Today is the last day of school for my children. A day that
always fills me with nostalgia and relief. A day when I realise just how
quickly time is speeding by. A day that makes me wonder where the school year
has gone.
A day that makes me think about all those nights we worried about
whether our children were applying themselves as much as they could. About whether
we had instilled the right values in them so they would be able to apply themselves
at school. About whether they were in the right schools. And then just like
that the school year is over. Done. Summer has begun in full for them.
Then the worry of how we will occupy their long ten weeks of
holiday so that they can have fun but not spend the whole vacation in front of
a television or on their computers begins.

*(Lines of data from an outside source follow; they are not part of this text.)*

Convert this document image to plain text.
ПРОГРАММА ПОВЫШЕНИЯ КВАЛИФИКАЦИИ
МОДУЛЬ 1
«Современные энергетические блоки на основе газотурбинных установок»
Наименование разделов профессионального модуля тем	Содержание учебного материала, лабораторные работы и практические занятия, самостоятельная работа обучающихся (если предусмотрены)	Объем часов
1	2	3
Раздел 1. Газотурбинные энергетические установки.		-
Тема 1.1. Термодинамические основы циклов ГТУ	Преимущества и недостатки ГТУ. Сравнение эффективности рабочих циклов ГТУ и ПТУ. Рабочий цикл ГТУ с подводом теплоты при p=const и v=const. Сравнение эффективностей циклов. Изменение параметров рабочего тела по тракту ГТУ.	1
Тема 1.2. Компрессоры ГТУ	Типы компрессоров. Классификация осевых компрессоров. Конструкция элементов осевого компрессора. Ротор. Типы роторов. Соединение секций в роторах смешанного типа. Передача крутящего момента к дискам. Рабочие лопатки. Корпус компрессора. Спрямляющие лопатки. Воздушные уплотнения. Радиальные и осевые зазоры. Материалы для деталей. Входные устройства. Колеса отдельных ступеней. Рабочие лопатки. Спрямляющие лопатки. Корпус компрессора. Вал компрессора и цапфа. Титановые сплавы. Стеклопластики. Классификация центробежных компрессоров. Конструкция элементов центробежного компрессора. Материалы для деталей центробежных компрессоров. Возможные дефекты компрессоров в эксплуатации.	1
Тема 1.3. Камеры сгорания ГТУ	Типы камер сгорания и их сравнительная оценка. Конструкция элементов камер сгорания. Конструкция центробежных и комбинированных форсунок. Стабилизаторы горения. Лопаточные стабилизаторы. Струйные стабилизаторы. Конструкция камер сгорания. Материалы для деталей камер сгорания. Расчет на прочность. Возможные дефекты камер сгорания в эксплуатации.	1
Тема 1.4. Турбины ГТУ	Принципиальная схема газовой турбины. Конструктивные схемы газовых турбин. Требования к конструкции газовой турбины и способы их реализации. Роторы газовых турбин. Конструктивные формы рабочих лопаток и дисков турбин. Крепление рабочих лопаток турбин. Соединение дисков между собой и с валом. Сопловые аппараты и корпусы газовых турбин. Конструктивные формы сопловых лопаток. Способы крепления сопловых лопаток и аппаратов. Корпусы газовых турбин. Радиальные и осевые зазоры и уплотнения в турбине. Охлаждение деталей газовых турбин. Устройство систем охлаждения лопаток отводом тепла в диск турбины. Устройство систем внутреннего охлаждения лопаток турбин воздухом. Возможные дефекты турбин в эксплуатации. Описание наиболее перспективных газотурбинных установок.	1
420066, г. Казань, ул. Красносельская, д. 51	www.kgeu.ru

Wondering where they can best explore who they are and who they are becoming
and how we can help them manifest it.
Thinking about the lack of freedom they have now compared to
the days when the summer holidays meant long days of freedom for me when I was
a child. When I left the house in the morning and sometimes didn’t return until
night fall. And my parents had no idea where I was, who I was with or what I
was doing. And they didn’t worry either. They just wanted me outside. Out of
their hair. And so did I want to be out of theirs. Free to explore and be
whomever I wanted to be. No restrictions. And I loved it. Craved it.
I remember lying in the grass and looking up at the passing
clouds thinking about life. Contemplating my place in it. Sometimes bored
beyond tears about the long dragging days. Other times happy that I could lie
in the grass. With no one bothering me. Where I could look at the clouds and
make up shapes in them. Where my brain wasn’t working overtime. Where I could
get up late and not be rushed to get to any camps or summer activities. My
summer activity was purely to be a child and have fun.
But when I think about my children’s lives and the
expectations that are on them to be the best, I cringe. I think with sadness about
how times have changed now. I think regretfully that there is no way my
children can roam as freely. How now we have to know where they are, who they
are with and know what they are doing. How now we plot out their
summers to put them in the right summer camps. Afraid that if we don’t they
will fall behind their peers. Or get into trouble because they are bored. Or
they will end up with Attention Deficit because they spend too much time in
front of the TV or on their computers.
How did we let our society change so much from a time when
summer holiday meant freedom, roaming, exploring on our own to being policed
and restricted? In less than my lifetime. How did we let this happen?
So school ends today and summer camps begin next week. From
one structured environment to another our children go. When do we allow them
the time to just be? To figure out who they are and what they want to be. When
do we let their minds roam so they can explore all they want to be without structure?
When do we let them make their own decisions so they know how when they mature?
When do we let them lie in the grass and contemplate their lives?
I worry sometimes about whether my children will be able to
live their lives as adults making their own decisions if I keep them so structured. So restricted.
When will we learn to just let them go? Let them be so they can roam free? And become responsible by falling sometimes. By
making mistakes. By making their own decisions without us interfering. I hope
my children get some time over their holidays to be free. I really do even if
it’s for a short time. To lie in the grass and look at the clouds and not their
watches. To make their own time and not someone else’s.
Remembering just like this school year flew by so are their
days as children, tweens, teens , young adults and soon they will be us and we will be gone.
Hoping they learn to be adults along the way.